What is less well known is that Lawrence was suspected of sympathising with the Arab cause to the extent that he was appalled at how Britain was treating the people of Mesopotamia — now known as Iraq — and other Arab countries. As a matter of fact, many of the British policies for this region, along with the policies of other European powers, especially in light of the oil reserves discovered there, can be seen as laying the foundation for the continuing turmoil in that unfortunate part of the world.
There’s something missing here, though, isn’t there? Such a brilliant man, such an abrupt and pointless death at just 46. Such a dynamic, brilliant and respected man would surely have had a vital role to play in the Second World War, just around the corner. Is there more to his death than we have been told by the history books?
This is how Yves Sente, writer of the Blake and Mortimer adventure series, begins his The Oath of the Five Lords. Working between the gaps of history, he has imagined a conspiracy by British intelligence, spurred by the existence of a manuscript in which Lawrence criticised British policy in the Middle East in great detail.

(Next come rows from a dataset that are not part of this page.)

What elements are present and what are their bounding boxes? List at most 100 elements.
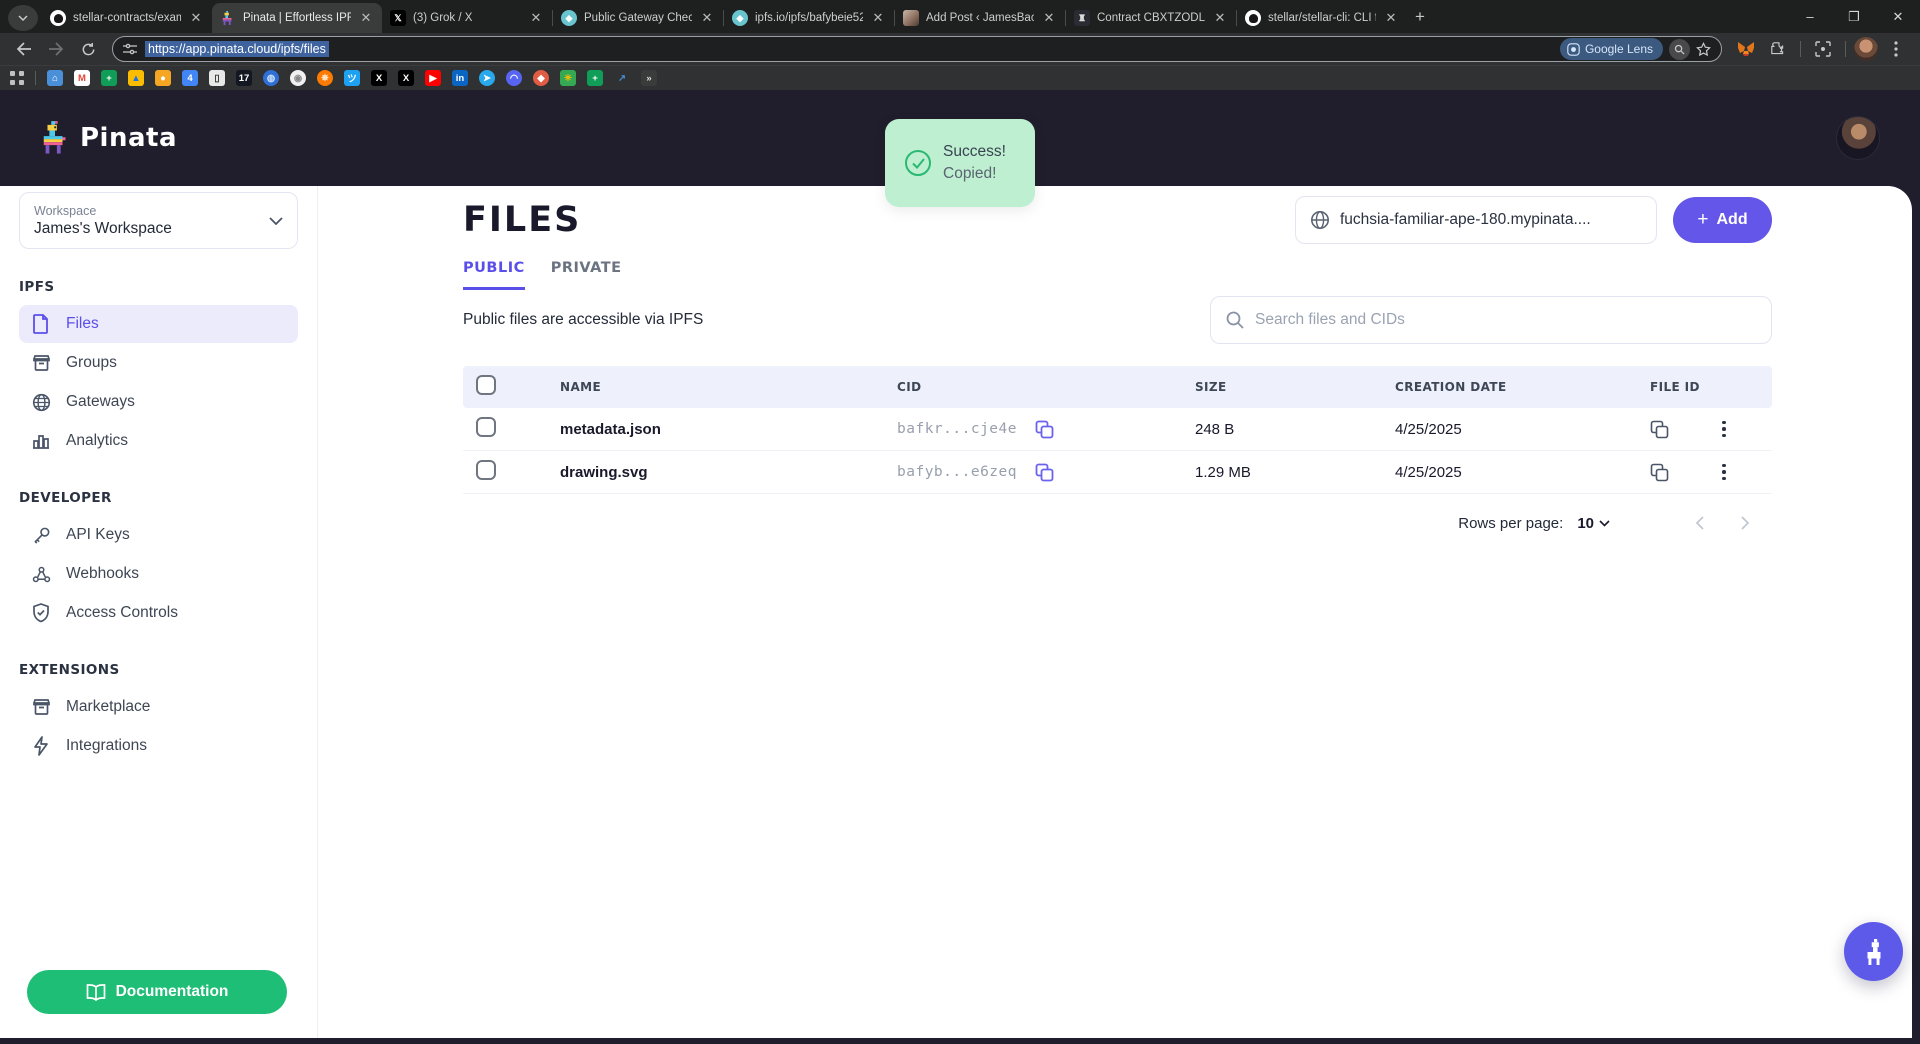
tab-private[interactable]: PRIVATE bbox=[551, 260, 622, 290]
bookmark-youtube-icon[interactable]: ▶ bbox=[425, 70, 441, 86]
next-page-button[interactable] bbox=[1734, 512, 1756, 534]
select-all-checkbox[interactable] bbox=[476, 375, 496, 395]
sidebar-item-api-keys[interactable]: API Keys bbox=[19, 516, 298, 554]
user-avatar[interactable] bbox=[1836, 116, 1880, 160]
chat-support-button[interactable] bbox=[1844, 922, 1903, 981]
tab-close-icon[interactable]: ✕ bbox=[358, 10, 374, 26]
bookmark-sphere-icon[interactable]: ◍ bbox=[263, 70, 279, 86]
tab-close-icon[interactable]: ✕ bbox=[1041, 10, 1057, 26]
workspace-selector[interactable]: Workspace James's Workspace bbox=[19, 192, 298, 249]
bookmark-telegram-icon[interactable]: ➤ bbox=[479, 70, 495, 86]
previous-page-button[interactable] bbox=[1688, 512, 1710, 534]
tab-pinata-active[interactable]: Pinata | Effortless IPFS File Mana ✕ bbox=[212, 3, 382, 33]
site-settings-icon[interactable] bbox=[123, 43, 137, 55]
row-checkbox[interactable] bbox=[476, 460, 496, 480]
row-menu-button[interactable] bbox=[1714, 421, 1734, 438]
forward-button[interactable] bbox=[42, 35, 70, 63]
url-text[interactable]: https://app.pinata.cloud/ipfs/files bbox=[145, 41, 329, 57]
gateway-selector[interactable]: fuchsia-familiar-ape-180.mypinata.... bbox=[1295, 196, 1657, 244]
pinata-logo[interactable]: Pinata bbox=[40, 121, 177, 155]
copy-cid-button[interactable] bbox=[1035, 463, 1054, 482]
apps-grid-icon[interactable] bbox=[10, 71, 24, 85]
bookmark-chart-icon[interactable]: ↗ bbox=[614, 70, 630, 86]
tab-close-icon[interactable]: ✕ bbox=[528, 10, 544, 26]
tab-search-button[interactable] bbox=[8, 5, 38, 31]
tab-add-post[interactable]: Add Post ‹ JamesBachini.com – ✕ bbox=[895, 3, 1065, 33]
sidebar-item-gateways[interactable]: Gateways bbox=[19, 383, 298, 421]
bookmark-drive-icon[interactable]: ▲ bbox=[128, 70, 144, 86]
sidebar-item-files[interactable]: Files bbox=[19, 305, 298, 343]
minimize-button[interactable]: – bbox=[1788, 0, 1832, 33]
add-button[interactable]: + Add bbox=[1673, 197, 1772, 243]
pinata-llama-icon bbox=[221, 11, 235, 25]
restore-button[interactable]: ❐ bbox=[1832, 0, 1876, 33]
tab-contract[interactable]: ♜ Contract CBXTZODLEK6C2EXSY ✕ bbox=[1066, 3, 1236, 33]
bookmark-overflow-icon[interactable]: » bbox=[641, 70, 657, 86]
sidebar-item-marketplace[interactable]: Marketplace bbox=[19, 688, 298, 726]
bookmark-blue-four-icon[interactable]: 4 bbox=[182, 70, 198, 86]
copy-file-id-button[interactable] bbox=[1650, 420, 1669, 439]
bookmark-purple-app-icon[interactable]: ◠ bbox=[506, 70, 522, 86]
bar-chart-icon bbox=[31, 432, 51, 450]
screenshot-tool-icon[interactable] bbox=[1809, 35, 1837, 63]
sidebar-item-integrations[interactable]: Integrations bbox=[19, 727, 298, 765]
documentation-button[interactable]: Documentation bbox=[27, 970, 287, 1014]
tab-stellar-contracts[interactable]: stellar-contracts/examples/nft ✕ bbox=[42, 3, 212, 33]
sidebar-item-groups[interactable]: Groups bbox=[19, 344, 298, 382]
gateway-domain: fuchsia-familiar-ape-180.mypinata.... bbox=[1340, 211, 1591, 229]
bookmark-x-app-1-icon[interactable]: X bbox=[371, 70, 387, 86]
bookmark-home-icon[interactable]: ⌂ bbox=[47, 70, 63, 86]
back-button[interactable] bbox=[10, 35, 38, 63]
brand-name: Pinata bbox=[80, 123, 177, 153]
tab-public[interactable]: PUBLIC bbox=[463, 260, 525, 290]
lens-search-icon[interactable] bbox=[1669, 39, 1690, 60]
chrome-profile-avatar[interactable] bbox=[1854, 37, 1878, 61]
bookmark-tradingview-icon[interactable]: 17 bbox=[236, 70, 252, 86]
metamask-extension-icon[interactable] bbox=[1732, 35, 1760, 63]
bookmark-color-app-icon[interactable]: ✳ bbox=[560, 70, 576, 86]
bookmark-star-icon[interactable] bbox=[1696, 42, 1711, 57]
google-lens-button[interactable]: Google Lens bbox=[1560, 38, 1663, 60]
tab-close-icon[interactable]: ✕ bbox=[1212, 10, 1228, 26]
rows-per-page-select[interactable]: 10 bbox=[1577, 515, 1610, 532]
bookmark-bird-icon[interactable]: ツ bbox=[344, 70, 360, 86]
bookmark-notes-icon[interactable]: ▯ bbox=[209, 70, 225, 86]
tab-close-icon[interactable]: ✕ bbox=[188, 10, 204, 26]
tab-ipfs-io[interactable]: ◆ ipfs.io/ipfs/bafybeie52o6v7t7p4 ✕ bbox=[724, 3, 894, 33]
extensions-puzzle-icon[interactable] bbox=[1764, 35, 1792, 63]
sidebar-item-analytics[interactable]: Analytics bbox=[19, 422, 298, 460]
bookmark-orange-app-icon[interactable]: ● bbox=[155, 70, 171, 86]
bookmark-gmail-icon[interactable]: M bbox=[74, 70, 90, 86]
webhook-icon bbox=[31, 565, 51, 584]
file-name[interactable]: drawing.svg bbox=[560, 464, 897, 481]
copy-cid-button[interactable] bbox=[1035, 420, 1054, 439]
file-name[interactable]: metadata.json bbox=[560, 421, 897, 438]
tab-gateway-checker[interactable]: ◆ Public Gateway Checker | IPFS ✕ bbox=[553, 3, 723, 33]
tab-stellar-cli[interactable]: stellar/stellar-cli: CLI for Stellar ✕ bbox=[1237, 3, 1407, 33]
bookmark-fingerprint-icon[interactable]: ◉ bbox=[290, 70, 306, 86]
bookmark-x-app-2-icon[interactable]: X bbox=[398, 70, 414, 86]
tab-close-icon[interactable]: ✕ bbox=[870, 10, 886, 26]
tab-grok[interactable]: 𝕏 (3) Grok / X ✕ bbox=[382, 3, 552, 33]
sidebar-item-access-controls[interactable]: Access Controls bbox=[19, 594, 298, 632]
bookmark-sheets-icon[interactable]: + bbox=[101, 70, 117, 86]
address-bar[interactable]: https://app.pinata.cloud/ipfs/files Goog… bbox=[112, 36, 1722, 62]
lightning-icon bbox=[31, 736, 51, 756]
tab-close-icon[interactable]: ✕ bbox=[699, 10, 715, 26]
sidebar-item-webhooks[interactable]: Webhooks bbox=[19, 555, 298, 593]
search-box[interactable] bbox=[1210, 296, 1772, 344]
row-menu-button[interactable] bbox=[1714, 464, 1734, 481]
bookmark-linkedin-icon[interactable]: in bbox=[452, 70, 468, 86]
chrome-menu-icon[interactable] bbox=[1882, 35, 1910, 63]
new-tab-button[interactable]: + bbox=[1415, 7, 1425, 27]
main-content: FILES fuchsia-familiar-ape-180.mypinata.… bbox=[318, 186, 1912, 1038]
tab-close-icon[interactable]: ✕ bbox=[1383, 10, 1399, 26]
bookmark-red-app-icon[interactable]: ◆ bbox=[533, 70, 549, 86]
close-window-button[interactable]: ✕ bbox=[1876, 0, 1920, 33]
bookmark-green-cross-icon[interactable]: + bbox=[587, 70, 603, 86]
search-input[interactable] bbox=[1255, 311, 1757, 329]
reload-button[interactable] bbox=[74, 35, 102, 63]
row-checkbox[interactable] bbox=[476, 417, 496, 437]
bookmark-starburst-icon[interactable]: ✸ bbox=[317, 70, 333, 86]
copy-file-id-button[interactable] bbox=[1650, 463, 1669, 482]
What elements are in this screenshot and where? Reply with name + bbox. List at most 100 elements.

The heroes of the series are Captain Francis Blake of military intelligence, and his friend Phillip Mortimer, a leading scientist with interests in a range of disciplines apart from science.
When Mortimer is called to address the students at Oxford University, he becomes involved in investigating a series of mysterious thefts at the Ashmolean Museum, a museum with an extensive and eclectic collection, amassed over 300 years.
The thefts seem to focus on only specific items, and not on the most valuable items in the museum. They are carried out so well that an inside hand is suspected. When Blake hears of the robberies, he is inexplicably worried and gets involved in the investigation. This is followed by the sudden death of his old friends at intelligence, and it soon becomes obvious that he and his friends have something to do with all this. Many exciting revelations lie ahead, including the role Blake may have played in Lawrence’s life.
It’s a thrilling story, though I prefer it when the Blake and Mortimer series takes a break from its usual concepts of science fiction to focus on a more mundane adventure like this, or in The Francis Blake Affair.
Best of all, it shows how fascinating history is — with both the things that we do know and the unknown spaces between them.